Austria erhält die Bundesliga-Lizenz im zweiten Anlauf

Die Generali Arena in Wien.
Die Generali Arena in Wien.Gepa
Das ging schneller als erwartet! Die Austria hat von der Bundesliga die Lizenz für die kommende Saison erteilt bekommen. 

Wie die Bundesliga in einer Aussendung mitteilte, hat das Protestkomitee der Bundesliga den "Veilchen" die Spielgenehmigung für die Saison 2021/22 in zweiter Instanz erteilt. Austria Lustenau, das ebenfalls vor das Protestkomitee gezogen war, wurde zwar die Lizenz für die 2. Liga erteilt, nicht aber für die Bundesliga. 

Aus finanziellen Gründen war den Wienern zunächst die Lizenz verweigert worden. Es fehlten kolportierte sieben Millionen Euro oder eine Bankgarantie. Das Geld konnte von den "Veilchen" in den letzten Tagen zusammengekratzt werden. 

Federführend dabei war Austria-Vizepräsident Raimund Harreither, der die "Freunde der Austria" ins Leben gerufen hatte, mit Investoren einen Geldbetrag stellte. Außerdem konnten AG-Anteile an der Austria gekauft werden - ein Prozent für 250.000 Euro. 

Ursprünglich wollte das Protestkomitee der Bundesliga bis 27. April zweitinstanzlich entscheiden. Dies ging nun wesentlich schneller. 

Hensel erleichtert

"Diese Nachricht freut uns natürlich und umso mehr, da wir der gesamten Austria-Familie mit dem positiven Bescheid mit Sicherheit eine große Sorge genommen haben.
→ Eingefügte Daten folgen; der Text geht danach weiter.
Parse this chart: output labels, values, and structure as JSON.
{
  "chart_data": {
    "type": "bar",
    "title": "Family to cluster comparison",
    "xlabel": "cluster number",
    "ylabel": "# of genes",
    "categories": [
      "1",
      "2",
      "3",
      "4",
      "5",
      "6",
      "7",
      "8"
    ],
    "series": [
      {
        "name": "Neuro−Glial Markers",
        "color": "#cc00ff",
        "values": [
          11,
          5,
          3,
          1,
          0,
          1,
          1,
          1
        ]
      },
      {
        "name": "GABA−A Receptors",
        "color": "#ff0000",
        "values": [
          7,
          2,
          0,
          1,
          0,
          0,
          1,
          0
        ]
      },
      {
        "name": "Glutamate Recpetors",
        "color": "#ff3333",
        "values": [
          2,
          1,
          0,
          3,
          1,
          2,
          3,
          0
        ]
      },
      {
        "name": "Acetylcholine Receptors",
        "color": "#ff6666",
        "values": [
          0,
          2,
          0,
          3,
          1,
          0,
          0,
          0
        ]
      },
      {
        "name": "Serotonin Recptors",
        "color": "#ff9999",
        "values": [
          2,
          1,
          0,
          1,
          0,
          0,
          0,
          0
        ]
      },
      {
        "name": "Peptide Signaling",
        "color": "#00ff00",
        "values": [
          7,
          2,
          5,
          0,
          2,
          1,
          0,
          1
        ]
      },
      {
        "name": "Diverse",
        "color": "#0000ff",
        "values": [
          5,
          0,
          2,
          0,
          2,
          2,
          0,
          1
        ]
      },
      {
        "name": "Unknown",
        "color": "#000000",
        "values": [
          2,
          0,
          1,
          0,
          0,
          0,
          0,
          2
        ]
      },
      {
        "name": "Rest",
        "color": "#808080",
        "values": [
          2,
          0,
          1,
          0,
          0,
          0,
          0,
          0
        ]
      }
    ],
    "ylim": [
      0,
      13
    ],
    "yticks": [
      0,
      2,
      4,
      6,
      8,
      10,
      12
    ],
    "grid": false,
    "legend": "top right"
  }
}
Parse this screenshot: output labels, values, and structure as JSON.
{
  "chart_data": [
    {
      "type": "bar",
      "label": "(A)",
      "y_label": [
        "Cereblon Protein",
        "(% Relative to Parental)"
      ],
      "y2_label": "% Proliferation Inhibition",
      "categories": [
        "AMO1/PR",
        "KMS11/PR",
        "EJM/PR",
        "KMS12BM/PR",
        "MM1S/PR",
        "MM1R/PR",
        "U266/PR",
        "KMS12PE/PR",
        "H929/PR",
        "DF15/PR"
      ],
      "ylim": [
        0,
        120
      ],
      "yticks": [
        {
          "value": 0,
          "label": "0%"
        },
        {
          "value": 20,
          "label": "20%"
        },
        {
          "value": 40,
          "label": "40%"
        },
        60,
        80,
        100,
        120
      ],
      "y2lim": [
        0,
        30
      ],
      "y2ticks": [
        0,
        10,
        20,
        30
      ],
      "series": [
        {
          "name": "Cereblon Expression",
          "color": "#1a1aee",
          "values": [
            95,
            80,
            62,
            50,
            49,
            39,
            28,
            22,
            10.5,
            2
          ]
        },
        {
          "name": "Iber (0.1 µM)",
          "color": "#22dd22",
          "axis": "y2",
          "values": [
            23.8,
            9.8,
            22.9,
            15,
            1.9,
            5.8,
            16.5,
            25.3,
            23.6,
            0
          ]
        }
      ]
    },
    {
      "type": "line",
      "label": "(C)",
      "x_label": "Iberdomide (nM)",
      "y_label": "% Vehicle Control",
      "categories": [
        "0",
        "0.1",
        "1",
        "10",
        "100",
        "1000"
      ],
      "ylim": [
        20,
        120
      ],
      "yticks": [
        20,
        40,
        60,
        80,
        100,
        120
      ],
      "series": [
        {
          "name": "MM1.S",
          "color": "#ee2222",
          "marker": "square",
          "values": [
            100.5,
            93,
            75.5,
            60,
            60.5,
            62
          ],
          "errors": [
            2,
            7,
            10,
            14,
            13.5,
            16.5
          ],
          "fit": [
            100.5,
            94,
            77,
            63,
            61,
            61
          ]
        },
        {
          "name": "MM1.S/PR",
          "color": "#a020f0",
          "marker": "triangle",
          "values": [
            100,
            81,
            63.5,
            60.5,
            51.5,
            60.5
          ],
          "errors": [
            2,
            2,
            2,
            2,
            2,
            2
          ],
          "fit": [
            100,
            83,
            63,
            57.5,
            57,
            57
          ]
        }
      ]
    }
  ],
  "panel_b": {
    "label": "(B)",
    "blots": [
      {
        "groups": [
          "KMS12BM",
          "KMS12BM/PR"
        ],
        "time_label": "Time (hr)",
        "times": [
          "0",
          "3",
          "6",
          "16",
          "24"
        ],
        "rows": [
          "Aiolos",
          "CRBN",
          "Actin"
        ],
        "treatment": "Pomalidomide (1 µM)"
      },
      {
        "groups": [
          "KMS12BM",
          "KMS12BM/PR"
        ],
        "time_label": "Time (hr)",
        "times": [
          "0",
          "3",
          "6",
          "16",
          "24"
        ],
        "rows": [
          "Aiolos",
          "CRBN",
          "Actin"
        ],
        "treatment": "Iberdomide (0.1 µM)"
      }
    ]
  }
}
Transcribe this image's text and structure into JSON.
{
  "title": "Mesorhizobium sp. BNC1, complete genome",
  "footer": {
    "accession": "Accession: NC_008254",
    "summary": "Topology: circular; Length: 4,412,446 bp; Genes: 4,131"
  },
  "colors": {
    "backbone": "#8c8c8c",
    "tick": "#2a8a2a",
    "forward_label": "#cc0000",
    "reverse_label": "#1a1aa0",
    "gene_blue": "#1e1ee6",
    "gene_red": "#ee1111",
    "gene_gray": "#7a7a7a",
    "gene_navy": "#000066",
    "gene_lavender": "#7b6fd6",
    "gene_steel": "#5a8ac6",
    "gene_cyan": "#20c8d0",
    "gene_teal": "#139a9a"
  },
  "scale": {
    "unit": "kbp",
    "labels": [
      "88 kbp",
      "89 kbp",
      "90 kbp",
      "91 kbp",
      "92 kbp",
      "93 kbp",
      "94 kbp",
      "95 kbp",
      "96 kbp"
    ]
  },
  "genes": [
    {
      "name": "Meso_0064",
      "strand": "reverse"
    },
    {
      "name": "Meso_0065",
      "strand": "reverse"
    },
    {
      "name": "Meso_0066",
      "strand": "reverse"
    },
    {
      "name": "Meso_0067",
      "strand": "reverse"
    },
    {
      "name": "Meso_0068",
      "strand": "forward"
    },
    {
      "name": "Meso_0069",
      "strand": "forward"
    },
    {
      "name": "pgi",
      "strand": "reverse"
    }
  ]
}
Wir haben in vielen persönlichen Gesprächen festgestellt, wie eindringlich nahe unsere Situation vielen Freunden, Fans, Partnern und Sponsoren gegangen ist", kommentierte Austria-Präsident Frank Hensel die Lizenzerteilung. 

"Unser Dank gilt allen, die in den vergangenen Tagen und Wochen unermüdlich an der Zukunft der Wiener Austria mitgebaut haben", so Hensel weiter. Der im März vorgestellte Investor Insignia wurde allerdings mit keinem Wort erwähnt.